I saw this pop up on my facebook post the other day and felt it resonate deeply in my body. What I've come to understand is that so much of the healing I've been doing is from very old stuff that I never felt and the old stuff that I didn't feel and the new stuff that I can still push away. So the days I've spent sobbing, going to batting cages to move through anger, going to the sauna to get those toxins out of my body, the days where I thought 'nothing is getting done, I will never meet my man, I will never create my offering to the world, I will forever shame my family, I will never (fill in the blank)'....were actually the very best most powerful things I could be doing for myself.
Taking care of your heart, your body, your soul to clear out the gunk is one of the very best things you can do for yourself.
I promise. It will bring you more joy, more love, more of you to you.

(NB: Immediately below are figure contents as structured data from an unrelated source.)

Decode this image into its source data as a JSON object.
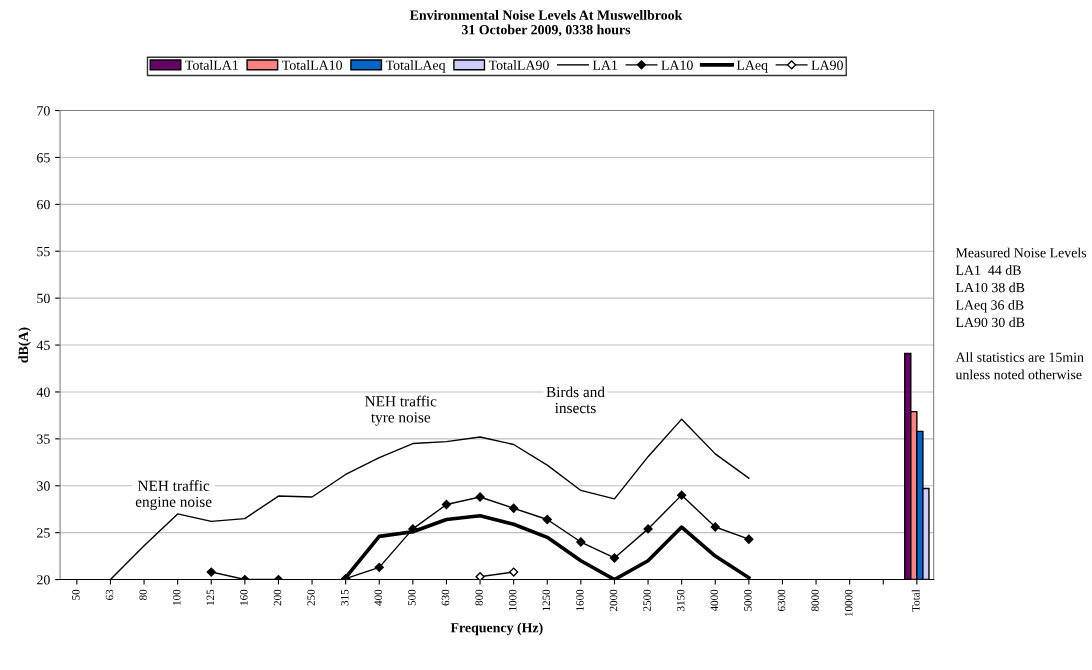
{
  "chart_data": {
    "type": "bar",
    "title": "Environmental Noise Levels At Muswellbrook\n31 October 2009, 0338 hours",
    "xlabel": "Frequency (Hz)",
    "ylabel": "dB(A)",
    "categories": [
      "50",
      "63",
      "80",
      "100",
      "125",
      "160",
      "200",
      "250",
      "315",
      "400",
      "500",
      "630",
      "800",
      "1000",
      "1250",
      "1600",
      "2000",
      "2500",
      "3150",
      "4000",
      "5000",
      "6300",
      "8000",
      "10000",
      null,
      "Total"
    ],
    "series": [
      {
        "name": "TotalLA1",
        "color": "#660066",
        "values": [
          null,
          null,
          null,
          null,
          null,
          null,
          null,
          null,
          null,
          null,
          null,
          null,
          null,
          null,
          null,
          null,
          null,
          null,
          null,
          null,
          null,
          null,
          null,
          null,
          null,
          44.1
        ]
      },
      {
        "name": "TotalLA10",
        "color": "#ff8080",
        "values": [
          null,
          null,
          null,
          null,
          null,
          null,
          null,
          null,
          null,
          null,
          null,
          null,
          null,
          null,
          null,
          null,
          null,
          null,
          null,
          null,
          null,
          null,
          null,
          null,
          null,
          37.9
        ]
      },
      {
        "name": "TotalLAeq",
        "color": "#0066cc",
        "values": [
          null,
          null,
          null,
          null,
          null,
          null,
          null,
          null,
          null,
          null,
          null,
          null,
          null,
          null,
          null,
          null,
          null,
          null,
          null,
          null,
          null,
          null,
          null,
          null,
          null,
          35.8
        ]
      },
      {
        "name": "TotalLA90",
        "color": "#ccccff",
        "values": [
          null,
          null,
          null,
          null,
          null,
          null,
          null,
          null,
          null,
          null,
          null,
          null,
          null,
          null,
          null,
          null,
          null,
          null,
          null,
          null,
          null,
          null,
          null,
          null,
          null,
          29.7
        ]
      },
      {
        "name": "LA1",
        "type": "line",
        "color": "#000000",
        "marker": "none",
        "values": [
          null,
          20.0,
          23.6,
          27.0,
          26.2,
          26.5,
          28.9,
          28.8,
          31.2,
          33.0,
          34.5,
          34.7,
          35.2,
          34.4,
          32.2,
          29.5,
          28.6,
          33.1,
          37.1,
          33.4,
          30.8,
          null,
          null,
          null,
          null,
          null
        ]
      },
      {
        "name": "LA10",
        "type": "line",
        "color": "#000000",
        "marker": "diamond",
        "values": [
          null,
          null,
          null,
          null,
          20.8,
          20.0,
          20.0,
          null,
          20.1,
          21.3,
          25.4,
          28.0,
          28.8,
          27.6,
          26.4,
          24.0,
          22.3,
          25.4,
          29.0,
          25.6,
          24.3,
          null,
          null,
          null,
          null,
          null
        ]
      },
      {
        "name": "LAeq",
        "type": "line",
        "color": "#000000",
        "marker": "none",
        "values": [
          null,
          null,
          null,
          null,
          null,
          null,
          null,
          null,
          20.2,
          24.6,
          25.1,
          26.4,
          26.8,
          25.9,
          24.5,
          22.0,
          20.0,
          22.0,
          25.6,
          22.5,
          20.2,
          null,
          null,
          null,
          null,
          null
        ]
      },
      {
        "name": "LA90",
        "type": "line",
        "color": "#000000",
        "marker": "diamond",
        "values": [
          null,
          null,
          null,
          null,
          null,
          null,
          null,
          null,
          null,
          null,
          null,
          null,
          20.3,
          20.8,
          null,
          null,
          null,
          null,
          null,
          null,
          null,
          null,
          null,
          null,
          null,
          null
        ]
      }
    ],
    "ylim": [
      20,
      70
    ],
    "yticks": [
      20,
      25,
      30,
      35,
      40,
      45,
      50,
      55,
      60,
      65,
      70
    ],
    "grid": "y",
    "legend": "top",
    "annotations": [
      "NEH traffic\nengine noise",
      "NEH traffic\ntyre noise",
      "Birds and\ninsects",
      "Measured Noise Levels\nLA1  44 dB\nLA10 38 dB\nLAeq 36 dB\nLA90 30 dB\n\nAll statistics are 15min\nunless noted otherwise"
    ]
  }
}
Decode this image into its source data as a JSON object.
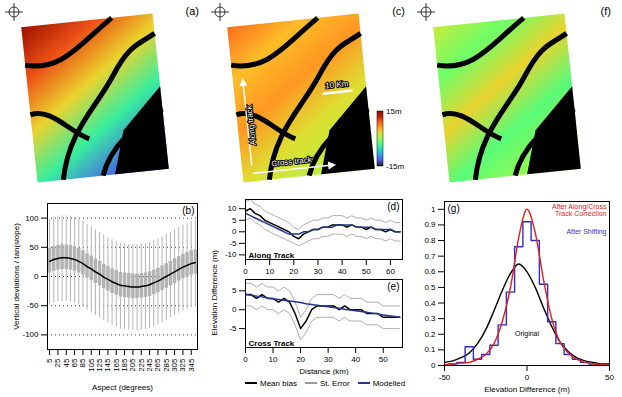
{
  "chart_data": [
    {
      "type": "map",
      "panel_label": "(a)"
    },
    {
      "type": "map",
      "panel_label": "(c)",
      "annotations": [
        "Along track",
        "Cross track"
      ],
      "scale_bar": "10 Km",
      "colorbar": {
        "range": [
          -15,
          15
        ],
        "ticks": [
          {
            "value": 15,
            "label": "15m"
          },
          {
            "value": -15,
            "label": "-15m"
          }
        ]
      }
    },
    {
      "type": "map",
      "panel_label": "(f)"
    },
    {
      "type": "box",
      "panel_label": "(b)",
      "x_label": "Aspect (degrees)",
      "y_label": "Vertical deviations / tan(slope)",
      "x": [
        5,
        15,
        25,
        35,
        45,
        55,
        65,
        75,
        85,
        95,
        105,
        115,
        125,
        135,
        145,
        155,
        165,
        175,
        185,
        195,
        205,
        215,
        225,
        235,
        245,
        255,
        265,
        275,
        285,
        295,
        305,
        315,
        325,
        335,
        345,
        355
      ],
      "box_low": [
        6,
        9,
        11,
        12,
        12,
        11,
        9,
        6,
        2,
        -3,
        -7,
        -12,
        -16,
        -21,
        -25,
        -29,
        -32,
        -35,
        -36,
        -37,
        -38,
        -38,
        -37,
        -36,
        -34,
        -31,
        -28,
        -24,
        -20,
        -16,
        -12,
        -8,
        -4,
        -1,
        2,
        4
      ],
      "box_high": [
        48,
        51,
        53,
        54,
        54,
        53,
        51,
        48,
        44,
        39,
        35,
        30,
        26,
        21,
        17,
        13,
        10,
        7,
        6,
        5,
        4,
        4,
        5,
        6,
        8,
        11,
        14,
        18,
        22,
        26,
        30,
        34,
        38,
        41,
        44,
        46
      ],
      "whisker_low": [
        -49,
        -46,
        -44,
        -43,
        -43,
        -44,
        -46,
        -49,
        -53,
        -58,
        -62,
        -67,
        -71,
        -76,
        -80,
        -84,
        -87,
        -90,
        -91,
        -92,
        -93,
        -93,
        -92,
        -91,
        -89,
        -86,
        -83,
        -79,
        -75,
        -71,
        -67,
        -63,
        -59,
        -56,
        -53,
        -51
      ],
      "whisker_high": [
        98,
        101,
        103,
        104,
        104,
        103,
        101,
        98,
        94,
        89,
        85,
        80,
        76,
        71,
        67,
        63,
        60,
        57,
        56,
        55,
        54,
        54,
        55,
        56,
        58,
        61,
        64,
        68,
        72,
        76,
        80,
        84,
        88,
        91,
        94,
        96
      ],
      "model": [
        26,
        29,
        31,
        32,
        32,
        31,
        29,
        26,
        22,
        17,
        13,
        8,
        4,
        -1,
        -5,
        -9,
        -12,
        -15,
        -16,
        -17,
        -18,
        -18,
        -17,
        -16,
        -14,
        -11,
        -8,
        -4,
        0,
        4,
        8,
        12,
        16,
        19,
        22,
        24
      ],
      "color": "#b3b3b3",
      "model_color": "#000000",
      "xlim": [
        0,
        360
      ],
      "xticks": [
        5,
        25,
        45,
        65,
        85,
        105,
        125,
        145,
        165,
        185,
        205,
        225,
        245,
        265,
        285,
        305,
        325,
        345
      ],
      "ylim": [
        -125,
        125
      ],
      "yticks": [
        -100,
        -50,
        0,
        50,
        100
      ],
      "grid": true
    },
    {
      "type": "line",
      "panel_label": "(d)",
      "title": "Along Track",
      "y_label": "Elevation Difference (m)",
      "x": [
        0,
        2,
        4,
        6,
        8,
        10,
        12,
        14,
        16,
        18,
        20,
        22,
        24,
        26,
        28,
        30,
        32,
        34,
        36,
        38,
        40,
        42,
        44,
        46,
        48,
        50,
        52,
        54,
        56,
        58,
        60,
        62,
        64
      ],
      "series": [
        {
          "color": "#000000",
          "values": [
            9,
            10,
            8,
            7,
            5,
            4,
            3,
            2,
            1,
            0,
            -2,
            -3,
            -1,
            0,
            1,
            1,
            2,
            2,
            3,
            3,
            3,
            2,
            3,
            2,
            2,
            1,
            2,
            1,
            1,
            0,
            1,
            0,
            0
          ]
        },
        {
          "color": "#999999",
          "upper": [
            13,
            14,
            12,
            11,
            9,
            8,
            7,
            6,
            5,
            4,
            2,
            1,
            3,
            4,
            5,
            5,
            6,
            6,
            7,
            7,
            7,
            6,
            7,
            6,
            6,
            5,
            6,
            5,
            5,
            4,
            5,
            4,
            4
          ],
          "lower": [
            5,
            6,
            4,
            3,
            1,
            0,
            -1,
            -2,
            -3,
            -4,
            -5,
            -6,
            -5,
            -4,
            -3,
            -3,
            -2,
            -2,
            -1,
            -1,
            -1,
            -2,
            -1,
            -2,
            -2,
            -3,
            -2,
            -3,
            -3,
            -4,
            -3,
            -4,
            -4
          ]
        },
        {
          "color": "#23368f",
          "values": [
            8,
            7,
            6,
            5,
            4,
            3,
            2,
            1,
            0,
            -1,
            -1,
            -1,
            0,
            0,
            1,
            1,
            2,
            2,
            2,
            3,
            3,
            3,
            3,
            2,
            2,
            2,
            2,
            1,
            1,
            1,
            1,
            0,
            0
          ]
        }
      ],
      "xlim": [
        0,
        65
      ],
      "xticks": [
        0,
        10,
        20,
        30,
        40,
        50,
        60
      ],
      "ylim": [
        -12,
        14
      ],
      "yticks": [
        -10,
        -5,
        0,
        5,
        10
      ]
    },
    {
      "type": "line",
      "panel_label": "(e)",
      "title": "Cross Track",
      "x_label": "Distance (km)",
      "x": [
        0,
        2,
        4,
        6,
        8,
        10,
        12,
        14,
        16,
        18,
        20,
        22,
        24,
        26,
        28,
        30,
        32,
        34,
        36,
        38,
        40,
        42,
        44,
        46,
        48,
        50,
        52,
        54,
        56
      ],
      "series": [
        {
          "name": "Mean bias",
          "color": "#000000",
          "values": [
            4,
            4,
            3,
            4,
            3,
            3,
            2,
            3,
            2,
            -1,
            -5,
            -3,
            0,
            1,
            1,
            1,
            1,
            0,
            1,
            0,
            0,
            0,
            -1,
            -1,
            -1,
            -2,
            -2,
            -2,
            -2
          ]
        },
        {
          "name": "St. Error",
          "color": "#999999",
          "upper": [
            7,
            7,
            6,
            7,
            6,
            6,
            5,
            6,
            5,
            2,
            -2,
            0,
            3,
            4,
            4,
            4,
            4,
            3,
            4,
            3,
            3,
            3,
            2,
            2,
            2,
            1,
            1,
            1,
            1
          ],
          "lower": [
            1,
            1,
            0,
            1,
            0,
            0,
            -1,
            0,
            -1,
            -4,
            -8,
            -6,
            -3,
            -2,
            -2,
            -2,
            -2,
            -3,
            -2,
            -3,
            -3,
            -3,
            -4,
            -4,
            -4,
            -5,
            -5,
            -5,
            -5
          ]
        },
        {
          "name": "Modelled",
          "color": "#23368f",
          "values": [
            4,
            3.8,
            3.6,
            3.4,
            3.1,
            2.9,
            2.7,
            2.5,
            2.3,
            2.1,
            1.9,
            1.6,
            1.4,
            1.2,
            1,
            0.8,
            0.6,
            0.4,
            0.1,
            -0.1,
            -0.3,
            -0.5,
            -0.7,
            -0.9,
            -1.1,
            -1.4,
            -1.6,
            -1.8,
            -2
          ]
        }
      ],
      "legend": "bottom",
      "xlim": [
        0,
        57
      ],
      "xticks": [
        0,
        10,
        20,
        30,
        40,
        50
      ],
      "ylim": [
        -10,
        8
      ],
      "yticks": [
        -5,
        0,
        5
      ]
    },
    {
      "type": "line",
      "panel_label": "(g)",
      "x_label": "Elevation Difference (m)",
      "x": [
        -50,
        -45,
        -40,
        -35,
        -30,
        -25,
        -20,
        -15,
        -10,
        -5,
        0,
        5,
        10,
        15,
        20,
        25,
        30,
        35,
        40,
        45,
        50
      ],
      "series": [
        {
          "name": "Original",
          "color": "#000000",
          "values": [
            0.02,
            0.03,
            0.05,
            0.08,
            0.14,
            0.23,
            0.35,
            0.48,
            0.59,
            0.65,
            0.6,
            0.5,
            0.37,
            0.25,
            0.15,
            0.09,
            0.05,
            0.03,
            0.02,
            0.01,
            0.01
          ]
        },
        {
          "name": "After Shifting",
          "color": "#3030c8",
          "line_style": "step",
          "values": [
            0.005,
            0.01,
            0.02,
            0.12,
            0.04,
            0.07,
            0.13,
            0.26,
            0.47,
            0.76,
            0.92,
            0.8,
            0.52,
            0.28,
            0.14,
            0.07,
            0.04,
            0.02,
            0.01,
            0.005,
            0.005
          ]
        },
        {
          "name": "After Along/Cross Track Correction",
          "color": "#e02020",
          "values": [
            0.005,
            0.01,
            0.015,
            0.02,
            0.04,
            0.07,
            0.14,
            0.28,
            0.5,
            0.82,
            1.0,
            0.85,
            0.55,
            0.3,
            0.15,
            0.08,
            0.04,
            0.02,
            0.01,
            0.005,
            0.005
          ]
        }
      ],
      "xlim": [
        -50,
        50
      ],
      "xticks": [
        -50,
        0,
        50
      ],
      "ylim": [
        0,
        1.05
      ],
      "yticks": [
        0,
        0.1,
        0.2,
        0.3,
        0.4,
        0.5,
        0.6,
        0.7,
        0.8,
        0.9,
        1
      ]
    }
  ]
}
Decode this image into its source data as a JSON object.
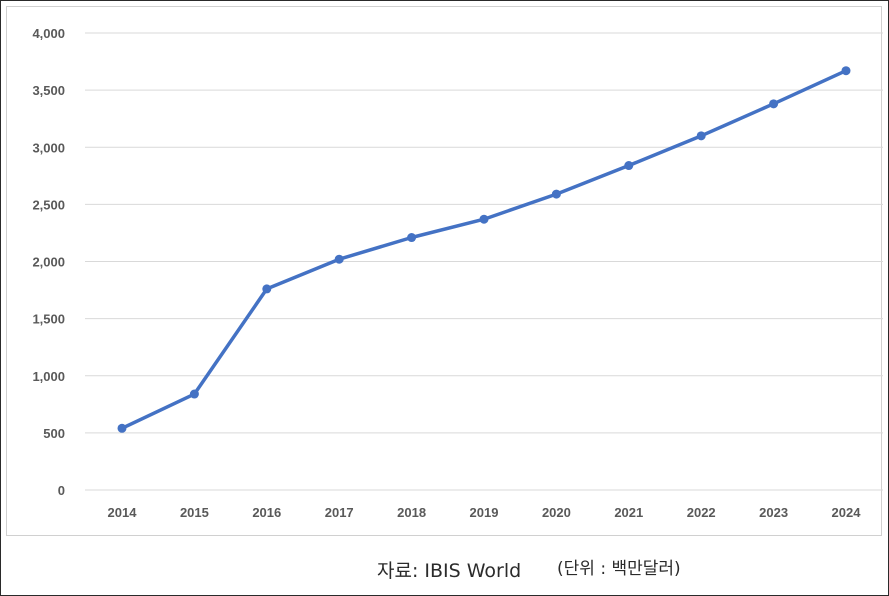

It clears out the gunk so we can get back to our essence. We clean out the rusty, clogged pipes, get the mold out of the basement, throw open the windows to let in fresh air. We are cleaning our house. Now my PTSD mind wanted to stay in that place at times and that wasn't so healthy. Or I would be so exhausted from the sobbing, I wouldn't go for a stroll around the block and remind myself that I was alive and part of this dynamic planet and there were trees and other people and all was well. So, go deep and then go see a movie, go to a park and watch the people, get on the swing and feel joy.
But please, clean out your house. Take the time to honor your heart, any aches that are signs that something is stuck - it's all emotions that want to be felt, honored, seen and loved up. Stretch, do yoga, go to the sauna, dance- move this old stuff through your house- your body. Take some time to write, free form write for 10 minutes- this is you connecting to your soul, giving your soul a voice. What does it want to say to you? Take some time this weekend to clean our your house, so it feels like your home.